Un operatore extra UE che prevede di pilotare un drone in Europa, dovrà registrarsi come operatore di droni presso un’autorità dell’aviazione civile dell’EASA. Come noto, la registrazione diventerà automaticamente valida per il resto degli stati membri dell’EASA.

Ovviamente, oltre la registrazione per pilotare effettivamente il drone, sarà necessario superare l’esame online del certificato di pilota di droni europeo e ottenere un certificato di competenza di pilota remoto. L’EASA ha pubblicato una pagina internet che rimanda alle autorità dell’aviazione civile di ogni Stato membro per poter acquisire maggiori informazioni sulle specifiche attività richieste (link https://www.easa.europa.eu/en/domains/civil-drones/naa)

Operatori europei al di fuori dell’UE

Un operatore che ha intenzione di utilizzare un drone al di fuori di luogo non appartenente agli Stati membri dell’EASA, deve seguire la legislazione nazionale in vigore per far volare i droni.

Come si diceva, gli Stati con un sistema di droni ben regolamentato, molti degli aspetti generali (registrazione, codice identificativo, formazione ed esame dei piloti, dove volare o non volare, ecc.) saranno concettualmente molto simili a quelli vigenti negli Stati membri dell’EASA. Basti fare l’esempio del Regno Unito e degli Stati Uniti.

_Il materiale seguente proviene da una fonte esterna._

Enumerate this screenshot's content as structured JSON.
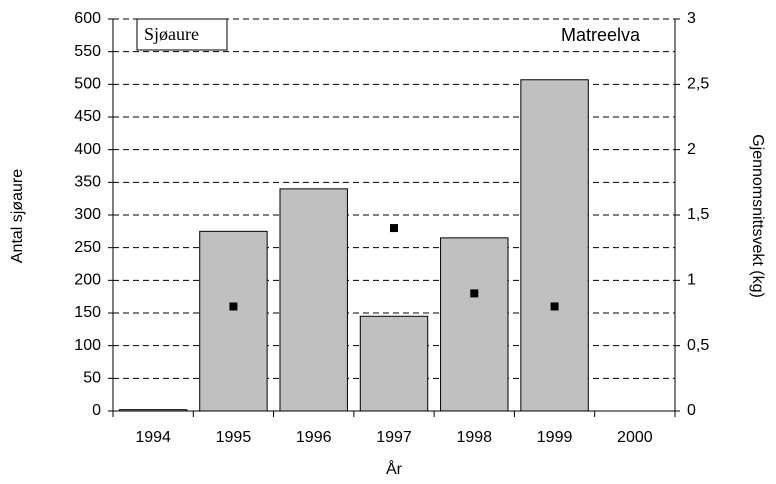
{
  "chart_data": {
    "type": "bar",
    "annotations": [
      "Sjøaure",
      "Matreelva"
    ],
    "xlabel": "År",
    "ylabel": "Antal sjøaure",
    "y2label": "Gjennomsnittsvekt (kg)",
    "categories": [
      "1994",
      "1995",
      "1996",
      "1997",
      "1998",
      "1999",
      "2000"
    ],
    "series": [
      {
        "type": "bar",
        "color": "#c0c0c0",
        "values": [
          2,
          275,
          340,
          145,
          265,
          507,
          null
        ]
      },
      {
        "type": "scatter",
        "axis": "y2",
        "color": "#000000",
        "values": [
          null,
          0.8,
          null,
          1.4,
          0.9,
          0.8,
          null
        ]
      }
    ],
    "ylim": [
      0,
      600
    ],
    "yticks": [
      0,
      50,
      100,
      150,
      200,
      250,
      300,
      350,
      400,
      450,
      500,
      550,
      600
    ],
    "y2lim": [
      0,
      3
    ],
    "y2ticks": [
      0,
      {
        "value": 0.5,
        "label": "0,5"
      },
      1,
      {
        "value": 1.5,
        "label": "1,5"
      },
      2,
      {
        "value": 2.5,
        "label": "2,5"
      },
      3
    ],
    "grid": true
  }
}
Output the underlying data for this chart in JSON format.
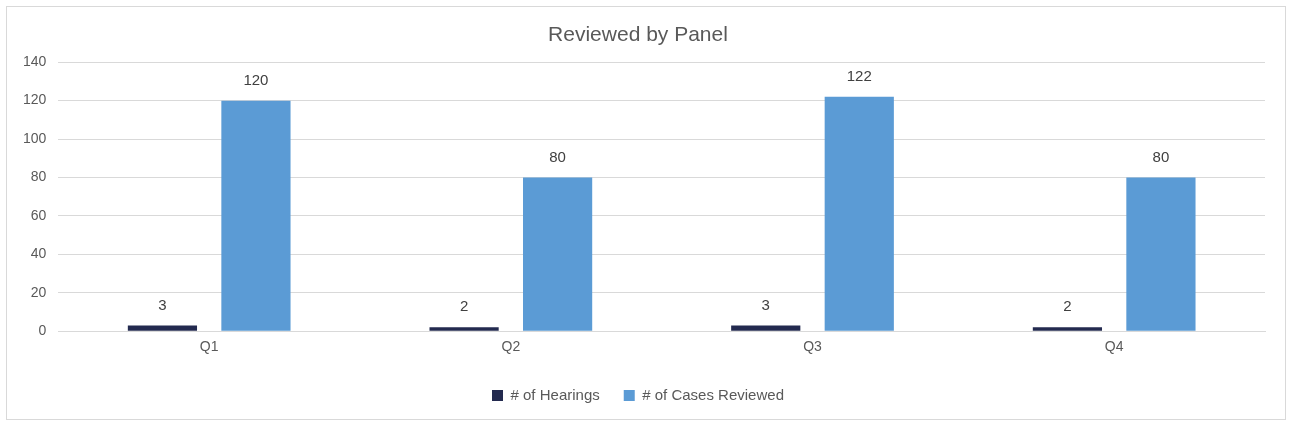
{
  "chart_data": {
    "type": "bar",
    "title": "Reviewed by Panel",
    "categories": [
      "Q1",
      "Q2",
      "Q3",
      "Q4"
    ],
    "series": [
      {
        "name": "# of Hearings",
        "color": "#232a4f",
        "values": [
          3,
          2,
          3,
          2
        ]
      },
      {
        "name": "# of Cases Reviewed",
        "color": "#5b9bd5",
        "values": [
          120,
          80,
          122,
          80
        ]
      }
    ],
    "ylim": [
      0,
      140
    ],
    "yticks": [
      0,
      20,
      40,
      60,
      80,
      100,
      120,
      140
    ],
    "grid": "y",
    "legend": "bottom",
    "data_labels": true
  }
}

Nel Regno Unito le norme per pilotare un drone sono estremamente simili a quelle UE, questo perché prima della Brexit il Regno Unito stava uniformando il suo regolamento a quello EASA.
Negli Stati Uniti è necessario conseguire un patentino per poter volare a scopo ricreativo, quindi non per lavoro o attività professionale.
L’Attestato è il Certificato TRUST, ovvero The Recreational UAS Safety Test.
Ottenerlo è estremamente semplice.
Sul sito basta seguire la procedura e leggere le varie sezioni, completando i vari quiz. Sul sito sono poi elencate e spiegate in maniera molto chiara tutte le norme che è necessario seguire per volare in sicurezza e a norma in America.